First of all, since eachSlice doesn't actually use iterator or context except to pass them on to slices.collect, there's no reason to call iterator.bind(context) in eachSlice. Not very exciting, but definitely an improvement:

eachSlice: function(number, iterator, context) {
  var index = -number, slices = [], array = this.toArray();
  while ((index += number) < array.length)
    slices.push(array.slice(index, index+number));
  return slices.collect(iterator, context);
}

Now what about collect? First let me say that I love Function#bind. It's an elegant solution in a lot of use cases. Here, however, I think it's overkill. The iterator.bind(context) call serves only to fix the context of the iterator. None of the currying functionality of bind is needed. For such a minimal use case, the built-in Function#call is more appropriate (i.e., both prettier and faster):

collect: function(iterator, context) {
  iterator = iterator || Prototype.K;
  var results = [];
  this.each(function(value, index) {
    results.push(iterator.call(context, value, index));
  });
  return results;
}

With these changes, two unnecessary function calls are saved each time the iterator is invoked against a value-index pair. Plus, the code is shorter. Great success.

If you look at my patch, you'll see that similar changes have been applied wherever a context argument is supported. I will grant that the eachSlice/collect case is extreme, but only just. Any opportunity to avoid binding an iterator is a chance to save at least one nested function call for every invocation of the iterator.

Furthermore and finally:

  • If the purpose of context arguments is to avoid using bind unnecessarily, then we should avoid using bind unnecessarily. That's a large part of what this patch accomplishes.
  • Any object that supports a call method can now be used as an iterator. This insight is actually what got me started thinking about the patch.
  • All the Array and Enumerable unit tests still pass.

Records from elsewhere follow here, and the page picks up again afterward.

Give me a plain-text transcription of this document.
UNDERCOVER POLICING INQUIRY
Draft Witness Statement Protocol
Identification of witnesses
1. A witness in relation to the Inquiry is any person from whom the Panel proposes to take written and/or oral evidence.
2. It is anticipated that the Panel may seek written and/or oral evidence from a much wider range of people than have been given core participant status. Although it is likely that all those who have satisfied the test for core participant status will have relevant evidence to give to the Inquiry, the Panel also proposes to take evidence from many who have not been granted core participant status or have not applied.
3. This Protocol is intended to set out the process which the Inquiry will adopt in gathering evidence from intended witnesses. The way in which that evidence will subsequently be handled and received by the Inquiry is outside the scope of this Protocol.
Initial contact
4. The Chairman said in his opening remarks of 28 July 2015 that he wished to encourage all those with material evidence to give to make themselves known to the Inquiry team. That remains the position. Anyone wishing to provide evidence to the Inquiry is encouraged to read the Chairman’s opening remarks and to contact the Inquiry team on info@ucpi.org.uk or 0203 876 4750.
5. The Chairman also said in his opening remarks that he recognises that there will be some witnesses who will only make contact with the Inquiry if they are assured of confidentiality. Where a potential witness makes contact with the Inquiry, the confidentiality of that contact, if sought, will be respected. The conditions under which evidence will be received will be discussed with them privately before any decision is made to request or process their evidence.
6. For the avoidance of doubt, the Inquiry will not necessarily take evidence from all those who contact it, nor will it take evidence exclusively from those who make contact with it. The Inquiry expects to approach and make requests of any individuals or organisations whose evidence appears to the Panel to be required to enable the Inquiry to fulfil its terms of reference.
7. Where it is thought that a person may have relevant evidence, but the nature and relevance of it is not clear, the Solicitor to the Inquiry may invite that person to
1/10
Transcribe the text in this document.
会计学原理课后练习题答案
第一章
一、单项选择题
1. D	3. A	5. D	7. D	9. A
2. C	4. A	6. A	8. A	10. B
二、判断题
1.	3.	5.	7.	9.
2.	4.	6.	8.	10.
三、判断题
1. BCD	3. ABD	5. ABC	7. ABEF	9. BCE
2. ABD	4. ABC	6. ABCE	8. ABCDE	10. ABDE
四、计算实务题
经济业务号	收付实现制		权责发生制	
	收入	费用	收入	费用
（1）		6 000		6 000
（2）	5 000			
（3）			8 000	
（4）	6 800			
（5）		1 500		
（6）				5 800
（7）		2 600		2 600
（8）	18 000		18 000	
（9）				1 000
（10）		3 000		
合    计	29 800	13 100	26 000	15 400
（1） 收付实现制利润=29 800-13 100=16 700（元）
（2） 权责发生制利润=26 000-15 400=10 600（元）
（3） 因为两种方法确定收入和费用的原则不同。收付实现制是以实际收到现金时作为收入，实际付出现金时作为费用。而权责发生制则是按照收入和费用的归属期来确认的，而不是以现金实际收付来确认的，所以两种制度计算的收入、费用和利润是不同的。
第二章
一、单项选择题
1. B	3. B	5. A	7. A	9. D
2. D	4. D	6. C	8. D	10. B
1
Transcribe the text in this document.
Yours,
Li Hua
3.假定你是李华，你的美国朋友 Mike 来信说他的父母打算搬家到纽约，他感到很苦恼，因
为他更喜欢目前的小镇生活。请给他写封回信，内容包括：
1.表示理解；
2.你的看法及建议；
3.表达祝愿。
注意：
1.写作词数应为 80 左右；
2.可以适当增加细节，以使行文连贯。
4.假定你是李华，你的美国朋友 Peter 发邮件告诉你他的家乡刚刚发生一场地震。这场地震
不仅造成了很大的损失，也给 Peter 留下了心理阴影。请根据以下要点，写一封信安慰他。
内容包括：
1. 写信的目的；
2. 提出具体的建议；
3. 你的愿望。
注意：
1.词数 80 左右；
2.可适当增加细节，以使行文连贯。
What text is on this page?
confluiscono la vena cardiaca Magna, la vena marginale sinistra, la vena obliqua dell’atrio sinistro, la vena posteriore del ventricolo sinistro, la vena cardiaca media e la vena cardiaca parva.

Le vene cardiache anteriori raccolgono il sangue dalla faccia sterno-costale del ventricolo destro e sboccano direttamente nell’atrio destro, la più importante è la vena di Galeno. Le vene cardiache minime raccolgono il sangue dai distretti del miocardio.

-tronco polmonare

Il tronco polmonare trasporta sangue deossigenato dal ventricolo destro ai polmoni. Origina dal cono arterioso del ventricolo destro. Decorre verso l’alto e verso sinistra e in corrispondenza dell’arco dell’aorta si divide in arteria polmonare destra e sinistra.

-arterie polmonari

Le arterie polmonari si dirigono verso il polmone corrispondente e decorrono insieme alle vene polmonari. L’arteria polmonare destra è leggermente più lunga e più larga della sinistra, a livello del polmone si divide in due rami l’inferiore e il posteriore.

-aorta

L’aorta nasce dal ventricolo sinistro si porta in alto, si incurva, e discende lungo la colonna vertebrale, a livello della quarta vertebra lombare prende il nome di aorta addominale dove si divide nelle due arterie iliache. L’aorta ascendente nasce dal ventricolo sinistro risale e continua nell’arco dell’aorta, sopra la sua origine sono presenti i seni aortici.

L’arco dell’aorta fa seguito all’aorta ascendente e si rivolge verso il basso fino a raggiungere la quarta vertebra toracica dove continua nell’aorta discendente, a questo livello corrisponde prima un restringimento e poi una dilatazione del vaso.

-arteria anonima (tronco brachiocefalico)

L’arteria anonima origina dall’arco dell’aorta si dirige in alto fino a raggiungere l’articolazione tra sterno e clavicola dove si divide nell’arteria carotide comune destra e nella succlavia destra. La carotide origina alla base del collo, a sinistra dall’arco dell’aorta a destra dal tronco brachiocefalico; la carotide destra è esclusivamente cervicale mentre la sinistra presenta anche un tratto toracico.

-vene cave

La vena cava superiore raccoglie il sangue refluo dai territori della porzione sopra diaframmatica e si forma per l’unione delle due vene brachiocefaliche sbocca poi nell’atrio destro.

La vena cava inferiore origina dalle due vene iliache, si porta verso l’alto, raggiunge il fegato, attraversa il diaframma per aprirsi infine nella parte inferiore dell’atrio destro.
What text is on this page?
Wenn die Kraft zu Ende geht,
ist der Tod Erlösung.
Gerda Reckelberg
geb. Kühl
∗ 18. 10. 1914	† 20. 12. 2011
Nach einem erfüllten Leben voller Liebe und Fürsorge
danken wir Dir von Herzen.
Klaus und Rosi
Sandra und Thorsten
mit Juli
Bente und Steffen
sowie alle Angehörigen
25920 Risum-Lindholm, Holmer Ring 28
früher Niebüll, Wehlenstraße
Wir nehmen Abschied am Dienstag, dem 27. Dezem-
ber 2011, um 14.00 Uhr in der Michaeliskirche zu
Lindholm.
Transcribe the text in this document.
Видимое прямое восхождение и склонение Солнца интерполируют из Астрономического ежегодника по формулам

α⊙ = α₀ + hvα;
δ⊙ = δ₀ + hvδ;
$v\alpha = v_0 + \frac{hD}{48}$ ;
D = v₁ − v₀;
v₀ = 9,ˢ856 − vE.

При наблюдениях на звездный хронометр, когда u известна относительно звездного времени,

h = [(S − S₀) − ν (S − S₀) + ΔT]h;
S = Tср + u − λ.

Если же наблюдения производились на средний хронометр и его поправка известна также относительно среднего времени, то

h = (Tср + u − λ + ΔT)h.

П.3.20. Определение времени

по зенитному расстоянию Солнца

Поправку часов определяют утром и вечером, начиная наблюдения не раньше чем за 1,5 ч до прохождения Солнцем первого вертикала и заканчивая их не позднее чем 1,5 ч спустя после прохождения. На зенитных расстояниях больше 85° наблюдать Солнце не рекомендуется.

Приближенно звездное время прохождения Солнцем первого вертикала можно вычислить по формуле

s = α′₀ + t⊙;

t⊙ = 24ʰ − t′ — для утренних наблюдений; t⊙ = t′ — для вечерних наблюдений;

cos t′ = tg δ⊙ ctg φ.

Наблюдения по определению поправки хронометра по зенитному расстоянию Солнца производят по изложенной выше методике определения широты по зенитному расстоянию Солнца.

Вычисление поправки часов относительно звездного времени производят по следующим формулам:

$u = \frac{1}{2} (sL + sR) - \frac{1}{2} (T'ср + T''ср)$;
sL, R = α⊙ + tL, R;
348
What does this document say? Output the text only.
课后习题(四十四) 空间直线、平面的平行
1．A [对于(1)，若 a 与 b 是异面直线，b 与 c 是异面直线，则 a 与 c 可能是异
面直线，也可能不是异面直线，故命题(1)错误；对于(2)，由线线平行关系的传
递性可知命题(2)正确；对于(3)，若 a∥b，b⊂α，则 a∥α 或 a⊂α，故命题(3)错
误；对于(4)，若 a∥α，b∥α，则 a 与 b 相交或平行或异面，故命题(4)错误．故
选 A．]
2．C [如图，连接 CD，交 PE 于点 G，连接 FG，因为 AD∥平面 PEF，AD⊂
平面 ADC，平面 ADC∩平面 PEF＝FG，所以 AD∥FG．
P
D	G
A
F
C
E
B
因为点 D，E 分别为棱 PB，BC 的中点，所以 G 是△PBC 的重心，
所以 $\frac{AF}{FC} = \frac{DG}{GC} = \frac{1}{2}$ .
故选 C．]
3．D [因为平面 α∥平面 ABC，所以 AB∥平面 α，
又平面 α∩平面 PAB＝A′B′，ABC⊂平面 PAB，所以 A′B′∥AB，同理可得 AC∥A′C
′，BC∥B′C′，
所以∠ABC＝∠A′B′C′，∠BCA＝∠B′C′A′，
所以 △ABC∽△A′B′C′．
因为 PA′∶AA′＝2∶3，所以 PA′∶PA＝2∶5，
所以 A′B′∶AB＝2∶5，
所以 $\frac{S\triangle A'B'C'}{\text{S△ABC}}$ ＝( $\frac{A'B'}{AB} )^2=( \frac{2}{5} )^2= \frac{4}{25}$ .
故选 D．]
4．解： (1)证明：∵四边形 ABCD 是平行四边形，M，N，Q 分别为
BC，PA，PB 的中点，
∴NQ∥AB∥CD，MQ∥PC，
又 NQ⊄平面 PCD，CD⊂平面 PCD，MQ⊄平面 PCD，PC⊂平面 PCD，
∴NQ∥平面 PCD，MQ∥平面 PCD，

This ticket began with misgivings about context arguments, but it turned into an argument in their favor. Fancy that :)

Best, Ben

Attachments

late_binding.diff (5.2 kB) - added by Ben on 03/02/08 20:14:45.
Using Function#call instead of Function#bind to achieve late binding of iterator contexts
enumerable_benchmarks.html (2.2 kB) - added by samleb on 03/03/08 08:54:07.
Some benchmarks (goes into test/unit)

Change History

03/02/08 20:14:45 changed by Ben

  • attachment late_binding.diff added.

Using Function#call instead of Function#bind to achieve late binding of iterator contexts

03/02/08 20:46:07 changed by Ben

Quick example of my "Any object..." claim:

>>> String.prototype.call = function(self, p) { return self[p] }
function()
>>> s = 'abcde'
"abcde"
>>> [1, 3].map(s, s)
["b", "d"]

03/02/08 22:11:24 changed by foca

+1

Definitely worth it to speed up Enumerable

03/02/08 23:38:04 changed by mislav

+1

great work

03/03/08 08:54:07 changed by samleb

  • attachment enumerable_benchmarks.html added.

Some benchmarks (goes into test/unit)

03/03/08 08:56:06 changed by samleb

I added some benchmarks which reveals that patched Enumerable#each is slighty slower when no context argument is given, but can be 10 times faster when context is present.

+1

03/03/08 17:45:25 changed by Ben

Thanks samleb. I put your benchmarks up here, taking liberty to change the number iterations to 1000 for more consistent results:

http://wrybanter.com/prototype/test/unit/enumerable_benchmarks.html

Also, I created this comparison page for the prototype-core list yesterday, not knowing about the benchmark tool in the unit test library:

http://wrybanter.com/prototype/test/compare.html

Safari seems to benefit the most in both cases, though Firefox and IE also see appreciable gains in most circumstances (never significant losses).

03/03/08 18:09:02 changed by Ben

Oops, I was using my patched prototype.js for both tests! Now that I've fixed that problem, the enumerable_benchmarks results certainly do match up with samleb's appraisal.

03/09/08 06:56:04 changed by tobie

  • status changed from new to closed.
  • resolution set to fixed.

(In [8997]) prototype: Performance improvements for Enumerables. Closes #11264.